The recent discovery of oil at LU’s beloved Bjrklunden estate in scenic Door County roused concern all over campus. The subsequent fleet of government sedans and Suburbans inundating the quiet campus streets, and rumors of midnight meetings in LU President Jill Beck’s home, raised further alarm.
Faculty members have been extremely vocal about the cloak and dagger nature of Beck’s late-night meetings with oil tycoons and government officials. “The dearth of transparency here is outrageous!” railed English Professor Karen Hoffmann. “No one has any idea what’s going on!”
Professors are also extremely wary of a potential partnership that would allow for oil exploration of the Door County property. “‘Looking to further the level of higher education offered at this fine institution,’ my ass!” said John Dreher, a professor in the philosophy department, apropos of a press release given by a representative of the Carlyle Group.
Some professors, deciding to take a more proactive approach, are attempting to create a three-eared squirrel that, as the only one of its kind, would qualify for endangered species status. This would allow the land to be given wildlife refuge status and be saved from oil exploration. “Why couldn’t the dumb squirrels already on the property just have three ears?” bemoaned the yet unsuccessful geneticists in LU’s science department.
During the first press conference explaining the forthcoming partnership, Beck addressed questions and concerns from the LU community. “First of all, let me just say that my motives here aren’t dubious. I’m trying to get paid!

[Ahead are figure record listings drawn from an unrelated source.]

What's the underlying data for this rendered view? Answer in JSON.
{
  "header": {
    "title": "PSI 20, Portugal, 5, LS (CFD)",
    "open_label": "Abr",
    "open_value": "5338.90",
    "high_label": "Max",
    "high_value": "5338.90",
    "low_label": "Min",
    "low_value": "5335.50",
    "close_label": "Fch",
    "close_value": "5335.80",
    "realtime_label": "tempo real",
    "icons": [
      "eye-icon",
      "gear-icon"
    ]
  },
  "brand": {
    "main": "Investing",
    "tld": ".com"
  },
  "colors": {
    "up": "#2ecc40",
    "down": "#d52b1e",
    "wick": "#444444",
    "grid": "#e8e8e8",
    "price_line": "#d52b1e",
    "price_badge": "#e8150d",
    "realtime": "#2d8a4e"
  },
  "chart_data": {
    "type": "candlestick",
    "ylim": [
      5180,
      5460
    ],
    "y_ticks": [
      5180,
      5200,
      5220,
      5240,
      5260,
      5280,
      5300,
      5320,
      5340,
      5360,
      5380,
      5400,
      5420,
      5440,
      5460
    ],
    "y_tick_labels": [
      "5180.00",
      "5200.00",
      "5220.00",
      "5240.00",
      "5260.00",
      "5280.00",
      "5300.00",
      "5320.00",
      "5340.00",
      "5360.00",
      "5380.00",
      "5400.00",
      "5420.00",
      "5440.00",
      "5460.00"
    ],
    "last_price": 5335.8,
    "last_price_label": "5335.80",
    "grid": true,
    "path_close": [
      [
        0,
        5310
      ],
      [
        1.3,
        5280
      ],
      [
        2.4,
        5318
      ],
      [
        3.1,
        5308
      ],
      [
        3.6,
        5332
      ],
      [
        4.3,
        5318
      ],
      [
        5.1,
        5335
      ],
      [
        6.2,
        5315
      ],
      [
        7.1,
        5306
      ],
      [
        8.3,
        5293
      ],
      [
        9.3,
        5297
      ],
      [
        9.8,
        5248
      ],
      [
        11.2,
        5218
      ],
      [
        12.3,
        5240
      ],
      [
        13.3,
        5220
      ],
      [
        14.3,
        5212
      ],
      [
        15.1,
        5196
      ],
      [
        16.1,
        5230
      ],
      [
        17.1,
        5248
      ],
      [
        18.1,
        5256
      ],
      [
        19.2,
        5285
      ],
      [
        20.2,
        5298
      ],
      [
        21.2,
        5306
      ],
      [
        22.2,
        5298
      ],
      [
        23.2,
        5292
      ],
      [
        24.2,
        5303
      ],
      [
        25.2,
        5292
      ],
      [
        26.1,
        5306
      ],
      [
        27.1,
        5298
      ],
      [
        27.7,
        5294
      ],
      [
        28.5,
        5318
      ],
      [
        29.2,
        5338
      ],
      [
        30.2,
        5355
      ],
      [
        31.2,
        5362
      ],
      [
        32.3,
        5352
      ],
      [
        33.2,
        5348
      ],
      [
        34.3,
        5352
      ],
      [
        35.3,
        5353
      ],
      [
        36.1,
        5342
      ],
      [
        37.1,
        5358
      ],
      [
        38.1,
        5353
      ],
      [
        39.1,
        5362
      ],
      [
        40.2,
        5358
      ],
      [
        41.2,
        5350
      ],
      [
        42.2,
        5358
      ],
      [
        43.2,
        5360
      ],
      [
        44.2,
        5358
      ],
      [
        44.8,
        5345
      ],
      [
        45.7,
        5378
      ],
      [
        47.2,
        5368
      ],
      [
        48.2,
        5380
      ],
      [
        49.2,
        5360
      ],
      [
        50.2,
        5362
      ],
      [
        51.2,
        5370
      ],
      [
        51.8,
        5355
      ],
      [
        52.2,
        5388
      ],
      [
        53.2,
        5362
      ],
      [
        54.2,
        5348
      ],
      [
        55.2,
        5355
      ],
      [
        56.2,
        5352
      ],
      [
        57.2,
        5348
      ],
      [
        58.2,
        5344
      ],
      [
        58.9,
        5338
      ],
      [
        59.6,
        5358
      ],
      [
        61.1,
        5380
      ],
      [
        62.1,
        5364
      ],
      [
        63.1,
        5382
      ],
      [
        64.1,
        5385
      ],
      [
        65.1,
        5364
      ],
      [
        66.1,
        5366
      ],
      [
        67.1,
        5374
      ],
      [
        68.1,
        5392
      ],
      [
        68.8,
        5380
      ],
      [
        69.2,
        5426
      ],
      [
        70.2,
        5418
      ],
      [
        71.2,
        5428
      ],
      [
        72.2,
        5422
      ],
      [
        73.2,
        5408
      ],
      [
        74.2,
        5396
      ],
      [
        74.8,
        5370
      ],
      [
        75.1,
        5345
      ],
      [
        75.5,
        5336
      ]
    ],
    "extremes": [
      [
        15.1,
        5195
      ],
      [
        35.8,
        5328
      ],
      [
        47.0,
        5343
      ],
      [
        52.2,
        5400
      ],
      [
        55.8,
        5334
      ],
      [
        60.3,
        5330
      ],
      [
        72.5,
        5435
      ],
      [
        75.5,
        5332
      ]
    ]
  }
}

I have been hired in large part because I’m a producer,” Beck explained to the crowd. “Sure I care about learning things, but I’m here to increase this university’s positive cash flow.”
Answering challenges that Bjrklunden was both instrumental in the cultivation of knowledge, and a place of magic and wonder where students could explore their bodies and drink for cheap at the Blue Ox, Beck countered that, “it’s all far away and stuff.” She continued proudly by noting that, “there’s a park right down the street from the con. And students simply can buy their alcohol at Flanagan’s and drink there.”
As of this report, a deal with Carlyle has been finalized. Though Beck sees this new partnership with the military-industrial complex as a victory, she feels that her crusade is far from over. Beck has since set her sights on the liquidation of more modest university assets in the hopes of increasing cash reserves. Her eBay business has already sold the university’s scepter, some rare books from the library’s Lincoln Room, and some shitty A.V. equipment from the union.